Сукин сын Колька-анархист! Он как "профитроль" завернет, так все партизаны, члены нового "кабинета" и "министры", немеют от восторга. Когда эдакое интеллигент очкастый выгадючивает – так он, зараза, на нашем горбу пятьдесят лет учился и книжки читал, а если свой такие кренделя языком изобретает, значит, от бога ему такая выпала судьба – быть заместителем премьера и буржуям при случае в суп какать.
– Первый вопрос в повестке дня, – возвещает Колька, – решение судьбы наших политических врагов. Мною арестован командир Кульков, коммунист, и его подвывала старик Суржиков. Что будем делать с Кульковым и Суржиковым, которые несут ответственность за то, что наши отступают и отдают белому гаду те места, которые мы своей кровью у японца отбили в двадцатом годе? Я слушаю ваши предложения, члены и министры, прошу, пожалуйста, записывайтесь на выступления.
– А я писать не умею, Коль…
– Но! Но! Обращение!
– Неграмотный я, товарищ заместитель.
– Ну и дурак. Чем водку жрать, книжки б читал нашего дорогого отца Карла Маркса!
– Надо Кулькова назначить твоим заместителем!
– Чего?! – сердито удивляется Колька. – Каким еще заместителем?! Я тебя спрашиваю: вешать его или стрелять, а ты мне про заместителя вякаешь! Я сам себе заместитель!
– А за что ж его вешать-то?
– А я и не утверждаю, чтоб вешать. Можно пристрелить. Это как общество порешит.
– И стрелять его не за что!
– Неважно, если не за что, – объясняет Колька-анархист, – если мы есть действительно новая власть, так для порядка бывшую власть надо пострелять.
– Если б виноватые они были, мы бы с нашим удовольствием.
– Старик Суржиков из моей деревни, у него внуков-сирот семь ртов осталось, – говорит обиженный "посол" Федька.
– Ладно, члены и министры, как лисы вертитесь. Этот вопрос все равно будет решен сегодня, а сейчас я приглашаю вас на торжественную церемонию передачи трудовому народу-хозяину его богатств, очевидных как факт. Айда распределять склады с провиантом.
– Дело!
– Давно пора все распределить!
– Буржуев с квартир повыкидаем!
– Тут буржуев нет, все сбегли!
– Не важно! Если три комнаты – тот и есть буржуй!
– У кого рожа в очках – вот те и буржуй!
– Каждая баба – буржуйка, если она чужая!
Сбит замок.
Толпа рвется в амбары. Давка, крик, вопли женщин, звон разбиваемых бутылей.
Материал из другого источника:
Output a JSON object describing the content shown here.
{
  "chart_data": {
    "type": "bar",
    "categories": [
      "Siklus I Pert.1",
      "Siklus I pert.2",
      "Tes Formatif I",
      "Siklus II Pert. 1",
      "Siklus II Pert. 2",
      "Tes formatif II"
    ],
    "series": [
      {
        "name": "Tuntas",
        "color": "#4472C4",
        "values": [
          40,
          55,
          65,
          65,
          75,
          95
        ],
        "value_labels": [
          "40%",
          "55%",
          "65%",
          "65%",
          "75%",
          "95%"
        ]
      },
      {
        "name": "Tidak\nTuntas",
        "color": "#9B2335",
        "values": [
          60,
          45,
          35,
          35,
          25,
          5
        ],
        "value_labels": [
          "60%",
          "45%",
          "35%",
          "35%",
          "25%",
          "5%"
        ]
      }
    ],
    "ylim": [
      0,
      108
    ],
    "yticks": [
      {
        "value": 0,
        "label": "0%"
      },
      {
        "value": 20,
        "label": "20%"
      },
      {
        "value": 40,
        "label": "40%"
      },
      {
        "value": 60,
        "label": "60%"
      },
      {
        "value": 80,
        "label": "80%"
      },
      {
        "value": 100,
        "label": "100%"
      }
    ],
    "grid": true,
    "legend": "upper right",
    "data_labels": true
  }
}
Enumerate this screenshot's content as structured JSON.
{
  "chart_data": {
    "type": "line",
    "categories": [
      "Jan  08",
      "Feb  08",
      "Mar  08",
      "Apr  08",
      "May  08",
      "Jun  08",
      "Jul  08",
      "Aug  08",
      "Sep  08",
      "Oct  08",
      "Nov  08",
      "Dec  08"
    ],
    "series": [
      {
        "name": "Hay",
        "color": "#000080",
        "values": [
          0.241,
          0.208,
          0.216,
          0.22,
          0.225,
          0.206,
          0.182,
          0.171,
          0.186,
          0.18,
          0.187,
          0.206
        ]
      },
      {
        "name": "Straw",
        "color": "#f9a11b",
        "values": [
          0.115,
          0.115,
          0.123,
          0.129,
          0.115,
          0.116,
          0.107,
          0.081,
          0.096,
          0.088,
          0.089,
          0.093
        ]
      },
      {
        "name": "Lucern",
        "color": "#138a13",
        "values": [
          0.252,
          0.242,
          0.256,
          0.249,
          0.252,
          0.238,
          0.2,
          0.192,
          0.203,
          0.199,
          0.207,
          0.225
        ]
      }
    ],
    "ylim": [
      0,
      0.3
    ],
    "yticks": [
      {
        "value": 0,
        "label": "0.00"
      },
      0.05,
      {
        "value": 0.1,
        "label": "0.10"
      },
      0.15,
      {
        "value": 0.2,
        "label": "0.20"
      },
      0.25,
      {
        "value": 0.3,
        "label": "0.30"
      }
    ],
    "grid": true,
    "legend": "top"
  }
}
Спирт пьют здесь же, из плоских американских фляг, колют банки с вареньем, мажут друг другу лица, блюют, жрут колбасы, обсыпаются мукой, прижимают к себе хлебы.
Крик становится тонким, душераздирающим: горе тому, кто падает, – затопчут сапогами, вобьют в цементный холодный пол.
А маленький незаметный человечек, работавший с Колькой-анархистом больше полугода, едет себе с обозом к линии фронта, чтобы перебежать во Владивосток, а там отдыхать и Гиацинтову ручку жать и готовиться к новым операциям против красных.
Пришла ночь. Пьяная, страшная ночь с пожарами, воплями женщин и дурными песнями озверевших от спирта дружков Кольки-анархиста.
– Айда к Кулькову с Суржиковым! – просит Колька. – Порешим, гадов!
– За батьку кого хошь! – вопят пьяные мужики. – Суржикова ногами вверх на осину!
– Братцы, мне Нюрка ухо укусила, на нитке болтается!
– Глянь, Федюня под стол писает.
– Министры, – надрывается Колька, – айда порешим политических врагов!
– Беги ты со своими врагами на хутор бабочек ловить!
– Измена? – шепчет Колька. – Всех покалечу!
Он лезет за саблей, на него наваливаются, саблю отбирают, бьют по лицу, толкают сапогами в зад, смеются и сквернословят.
– Я ж заместитель, братцы! – орет Колька. – Нельзя меня, гады! Всех поразгоню!
Он каким-то чудом вывертывается из пьяных рук, выхватывает из кармана ребристую лимонку, и толпа шарахается в сторону.
Он бежит мимо горящих амбаров, мимо женщин с детьми, которых выбрасывают на улицу из аккуратного домика с голубыми ставенками, он бежит мимо валяющихся на мерзлой земле пьяных к сараю, где заперты Кульков и Суржиков.
Возле ворот сарая лежат два пьяных конвоира; ворота открыты, в сарае никого нет. Сбегли Кульков и Суржиков, сбегли, сволочи!
Колька долго стоит возле открытых дверей, раскачиваясь, а потом швыряет в сарай гранату. Сараишко подпрыгивает на месте и оттуда выбрасывает густым, черным пламенем.
БРОНЕПОЕЗД "ЖАН ЖОРЕС"
Гулко прогрохотав через мост, бронепоезд набирает скорость и с потушенными огнями уходит с фронта к взбунтовавшимся партизанам. По приказу Блюхера всю операцию надо провести за девять часов, с тем чтобы утром вернуться на передовые позиции и поддержать огнем орудий обороняющихся под Хабаровском красных бойцов.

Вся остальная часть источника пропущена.